When the Jaguar XF bowed late 2007, it heralded in a new era of Jaguar design. Under the stewardship of design chief Ian Callum, the XF sedan broke the chains that had been binding Jaguar design to its past. No more round headlights and retro grills. Hello swoopy coupe-like profile and modern detailing. Yes, the XF was still identifiable as a Jag – Callum will always bless his cats with taut, sinuous surfaces and powerful haunches – but this saloon looked forward, not in the rearview mirror.
For 2016 we get an all new XF, built on fresh all-aluminum architecture that is shared with the smaller XE. The old XF’s underpinnings dated back to the Ford era, so with this 2016 model, every Jaguar vehicle can now brag aluminum-intensive construction.
The design is evolutionary – even a little less daring, but certainly muscular and elegant. Callum and his team have imbued this cat with more maturity. Being a tad lower and wider, and sporting a longer wheelbase with shorter overhangs, the new XF sits on the ground with decided purpose. It’s a handsome thing that flows elegantly from its prominent upright grill to the longer rear deck lid. Out back we see taillights that echo those of the legendary E-Type sports car. It cuts through the air better too, bragging a drag coefficient of 0.26 vs 0.29. Sprucing up this tester are 20-inch Labyrinth dark grey diamond-turned alloys ($700).
That said, the 2016 XF packs more visual punch in lighter shades. This Ammonite Grey ($600) tones it down to the point of near anonymity.
All Canadian XF models get all-wheel-drive and a ZF-sourced eight-speed manumatic. Tested here is the top cat (for now) – the XF S with a starting price of $72,900. All four corners claw at the tarmac courtesy of Jag’s 380-hp 3.0L direct-injected supercharged V6. Below the XF S sit the R-Sport ($69,900), the Prestige ($66,400) and the Premium ($61,400) – these three are powered by a 340 hp version of the same engine.
This S gets standard LED adaptive headlights, S exterior styling, reverse traffic detection, blind spot monitor with closing speed warning, auto high beam, lane keeping assist, driver condition monitoring, sport seats, SiriusXM radio and adaptive damping.
Inside we’re treated to the same bit of theatre the outgoing XF delivered on start up – the dash vents open like mini garage doors and the rotary gear selector rises phoenix-like from the console.

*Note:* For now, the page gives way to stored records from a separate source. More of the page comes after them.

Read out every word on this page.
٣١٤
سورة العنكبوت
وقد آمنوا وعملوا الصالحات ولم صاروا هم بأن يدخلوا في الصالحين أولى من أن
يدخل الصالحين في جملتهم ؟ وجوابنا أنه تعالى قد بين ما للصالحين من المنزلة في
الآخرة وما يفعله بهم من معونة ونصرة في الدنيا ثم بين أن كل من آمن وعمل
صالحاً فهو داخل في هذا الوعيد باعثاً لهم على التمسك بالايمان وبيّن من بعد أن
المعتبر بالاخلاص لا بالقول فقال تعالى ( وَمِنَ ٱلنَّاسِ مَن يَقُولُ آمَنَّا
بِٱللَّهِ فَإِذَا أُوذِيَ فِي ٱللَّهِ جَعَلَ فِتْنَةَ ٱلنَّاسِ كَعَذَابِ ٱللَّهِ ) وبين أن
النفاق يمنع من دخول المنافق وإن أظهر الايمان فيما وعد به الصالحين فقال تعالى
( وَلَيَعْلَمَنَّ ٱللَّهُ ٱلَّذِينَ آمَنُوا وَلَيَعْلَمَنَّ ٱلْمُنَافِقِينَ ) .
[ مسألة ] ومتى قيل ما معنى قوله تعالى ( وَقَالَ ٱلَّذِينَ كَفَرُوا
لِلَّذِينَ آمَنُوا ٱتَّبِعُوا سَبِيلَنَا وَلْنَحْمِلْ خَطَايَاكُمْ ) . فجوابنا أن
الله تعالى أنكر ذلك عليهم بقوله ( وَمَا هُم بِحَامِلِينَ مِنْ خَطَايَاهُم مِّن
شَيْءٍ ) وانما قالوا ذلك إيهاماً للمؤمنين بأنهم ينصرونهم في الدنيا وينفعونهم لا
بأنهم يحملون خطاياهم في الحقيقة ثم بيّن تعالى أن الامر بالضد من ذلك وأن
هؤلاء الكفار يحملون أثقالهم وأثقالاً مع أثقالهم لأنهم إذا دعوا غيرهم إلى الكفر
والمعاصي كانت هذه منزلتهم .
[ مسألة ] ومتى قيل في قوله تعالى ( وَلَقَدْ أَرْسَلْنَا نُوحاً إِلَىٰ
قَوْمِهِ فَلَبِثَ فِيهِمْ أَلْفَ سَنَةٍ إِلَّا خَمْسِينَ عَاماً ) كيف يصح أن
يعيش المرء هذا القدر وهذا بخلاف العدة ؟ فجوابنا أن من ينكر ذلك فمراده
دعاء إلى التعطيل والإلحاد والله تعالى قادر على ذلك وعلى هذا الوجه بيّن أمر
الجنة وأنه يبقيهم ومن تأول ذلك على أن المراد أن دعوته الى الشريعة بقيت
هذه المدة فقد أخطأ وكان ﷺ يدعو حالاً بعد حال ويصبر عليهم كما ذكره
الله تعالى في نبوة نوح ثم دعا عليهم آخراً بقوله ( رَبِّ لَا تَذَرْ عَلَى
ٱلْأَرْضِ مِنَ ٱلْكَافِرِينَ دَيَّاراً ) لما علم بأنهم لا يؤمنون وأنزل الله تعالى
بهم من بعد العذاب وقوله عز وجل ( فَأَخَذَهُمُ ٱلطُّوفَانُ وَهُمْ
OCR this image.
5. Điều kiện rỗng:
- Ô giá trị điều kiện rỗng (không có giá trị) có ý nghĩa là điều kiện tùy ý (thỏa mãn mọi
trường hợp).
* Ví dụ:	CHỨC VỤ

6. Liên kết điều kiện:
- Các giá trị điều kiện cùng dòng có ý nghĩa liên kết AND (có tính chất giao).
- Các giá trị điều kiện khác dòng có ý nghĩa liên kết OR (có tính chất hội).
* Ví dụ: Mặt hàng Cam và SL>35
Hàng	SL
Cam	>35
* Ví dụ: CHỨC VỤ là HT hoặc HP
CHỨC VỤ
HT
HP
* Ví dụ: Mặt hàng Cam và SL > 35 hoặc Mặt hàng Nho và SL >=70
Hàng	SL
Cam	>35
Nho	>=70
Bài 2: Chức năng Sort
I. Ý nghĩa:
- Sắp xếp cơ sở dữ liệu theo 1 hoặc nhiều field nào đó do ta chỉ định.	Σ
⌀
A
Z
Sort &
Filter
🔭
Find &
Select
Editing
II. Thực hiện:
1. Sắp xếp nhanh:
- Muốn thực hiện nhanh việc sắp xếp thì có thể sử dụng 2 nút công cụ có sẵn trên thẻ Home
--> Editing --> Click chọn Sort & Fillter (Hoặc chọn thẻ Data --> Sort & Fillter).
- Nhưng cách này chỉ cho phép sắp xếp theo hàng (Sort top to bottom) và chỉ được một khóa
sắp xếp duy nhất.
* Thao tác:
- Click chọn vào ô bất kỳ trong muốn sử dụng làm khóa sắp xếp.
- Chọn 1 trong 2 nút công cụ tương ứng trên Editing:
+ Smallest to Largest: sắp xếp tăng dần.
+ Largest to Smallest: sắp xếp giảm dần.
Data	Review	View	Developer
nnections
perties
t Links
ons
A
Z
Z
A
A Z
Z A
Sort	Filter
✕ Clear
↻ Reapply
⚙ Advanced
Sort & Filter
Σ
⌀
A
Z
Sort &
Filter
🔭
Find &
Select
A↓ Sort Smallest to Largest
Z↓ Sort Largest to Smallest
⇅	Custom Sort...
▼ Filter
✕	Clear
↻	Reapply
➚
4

The vertical dash panel theme is retained as well, but as would be expected everything looks richer and is built to a higher standard. The front seats are on the firm side yet offer fine lateral support and good long distance comfort.
Lifted from the page: Interview: Jaguar Designer Ian Callum
As with all Jags, the cabin feels intimate. A design feature borrowed from big brother XJ is the Riva Hoop – a narrow architectural detail that sweeps across the top of the dash and flows into the door panels. The centre console is deliberately high to increase the cossetting factor. Says Callum, “You sit in a Jaguar, not on it.”